Tuesday, February 9, 2016

Review of Snapshots by Michael O’Higgins (New Island, 2015)

Dublin, 1981, at the height of the hunger strikes.  Christy Clarke is a ruthless criminal specialising in armed robberies.  Wayne Clarke, his son, is a gifted musician and footballer, who wishes his parents would stop their constant fighting.  Father Brendan is the local curate, actively involved in the abortion referendum campaign and battling his conscious with regards to his own sexuality.  Detective Sergeant Dick Roche is obsessed with tackling serious crime in Dublin and has his sights set on nabbing Christy.  A brutal attack on a prison officer puts these four on a collision course where each has something significant to lose: their freedom, their innocence, their reputation, their career.  An uncompromising battle of wits ensues, with no player wishing to cede ground.

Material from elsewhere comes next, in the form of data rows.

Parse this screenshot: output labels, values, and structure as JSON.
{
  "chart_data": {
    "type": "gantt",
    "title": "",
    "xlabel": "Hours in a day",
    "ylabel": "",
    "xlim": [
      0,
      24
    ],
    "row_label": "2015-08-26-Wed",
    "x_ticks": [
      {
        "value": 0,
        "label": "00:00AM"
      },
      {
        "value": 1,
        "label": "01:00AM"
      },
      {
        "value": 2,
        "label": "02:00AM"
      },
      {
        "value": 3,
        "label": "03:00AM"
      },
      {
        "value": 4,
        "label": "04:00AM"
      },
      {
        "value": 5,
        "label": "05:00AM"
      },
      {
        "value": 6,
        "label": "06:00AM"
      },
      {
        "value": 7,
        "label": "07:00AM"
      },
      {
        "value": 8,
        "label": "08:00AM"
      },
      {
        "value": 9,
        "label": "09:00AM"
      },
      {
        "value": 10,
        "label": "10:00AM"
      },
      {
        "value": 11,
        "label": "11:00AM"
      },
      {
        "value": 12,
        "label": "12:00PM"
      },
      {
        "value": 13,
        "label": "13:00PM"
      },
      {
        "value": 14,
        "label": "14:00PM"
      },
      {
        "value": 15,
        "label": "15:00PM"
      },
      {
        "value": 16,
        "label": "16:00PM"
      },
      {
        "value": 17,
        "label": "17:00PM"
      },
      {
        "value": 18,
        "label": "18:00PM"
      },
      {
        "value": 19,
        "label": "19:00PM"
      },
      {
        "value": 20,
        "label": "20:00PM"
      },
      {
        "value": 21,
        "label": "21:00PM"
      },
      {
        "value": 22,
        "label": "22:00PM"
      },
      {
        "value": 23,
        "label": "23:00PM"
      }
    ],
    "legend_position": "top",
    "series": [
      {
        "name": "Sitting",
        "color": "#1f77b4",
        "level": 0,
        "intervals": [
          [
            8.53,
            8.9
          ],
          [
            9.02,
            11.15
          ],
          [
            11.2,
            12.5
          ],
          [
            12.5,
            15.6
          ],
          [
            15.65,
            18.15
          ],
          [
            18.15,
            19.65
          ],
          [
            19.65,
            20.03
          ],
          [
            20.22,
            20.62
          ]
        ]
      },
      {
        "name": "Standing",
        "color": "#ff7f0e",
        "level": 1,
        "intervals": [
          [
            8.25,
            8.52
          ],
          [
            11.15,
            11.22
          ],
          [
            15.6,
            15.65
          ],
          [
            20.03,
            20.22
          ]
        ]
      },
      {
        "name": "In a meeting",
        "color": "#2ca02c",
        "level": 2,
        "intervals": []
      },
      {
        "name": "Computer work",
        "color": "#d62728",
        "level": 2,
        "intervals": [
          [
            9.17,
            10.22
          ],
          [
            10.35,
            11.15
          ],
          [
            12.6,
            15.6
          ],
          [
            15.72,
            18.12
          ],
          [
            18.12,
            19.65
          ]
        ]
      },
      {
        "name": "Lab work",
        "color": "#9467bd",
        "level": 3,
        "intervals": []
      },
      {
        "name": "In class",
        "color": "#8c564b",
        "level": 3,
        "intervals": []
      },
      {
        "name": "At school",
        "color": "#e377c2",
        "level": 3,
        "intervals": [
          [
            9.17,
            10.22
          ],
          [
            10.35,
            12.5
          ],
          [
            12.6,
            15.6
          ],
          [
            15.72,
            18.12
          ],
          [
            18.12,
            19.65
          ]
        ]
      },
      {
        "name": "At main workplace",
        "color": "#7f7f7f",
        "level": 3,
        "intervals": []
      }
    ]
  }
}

Snapshots is the debut novel of criminal lawyer, Michael O’Higgins.  The real strength of the novel is its characterisation and character development as the four principal actors seek to outwit each other to come out top in their various interlinked battles.  O’Higgins carefully frames and sets out the worldviews of a ruthless criminal, his twelve year old son, the local curate, and a committed copper, and slowly entangles their interactions, charting how each is transformed by their encounters and the passage of time.  While the plot and telling is somewhat slow and ponderous to begin with, the tale soon picks up pace and intrigue and really hits its stride when O’Higgins gets onto his familiar territory of the courts.  Rather than adopting the register of a thriller, the narrative benefits from a grounding in realism and authenticity, with working class Dublin in 1981-82, the Troubles and hunger strikes in the North, domestic violence, clerical sexual abuse and the abortion referendum providing wider contextualisation.  While there is no great sense of mystery, O’Higgins does keep the reader wondering as to who will come out on top and the denouement is wonderfully classic noir.  Overall, a thoughtful, literary, criminal tale.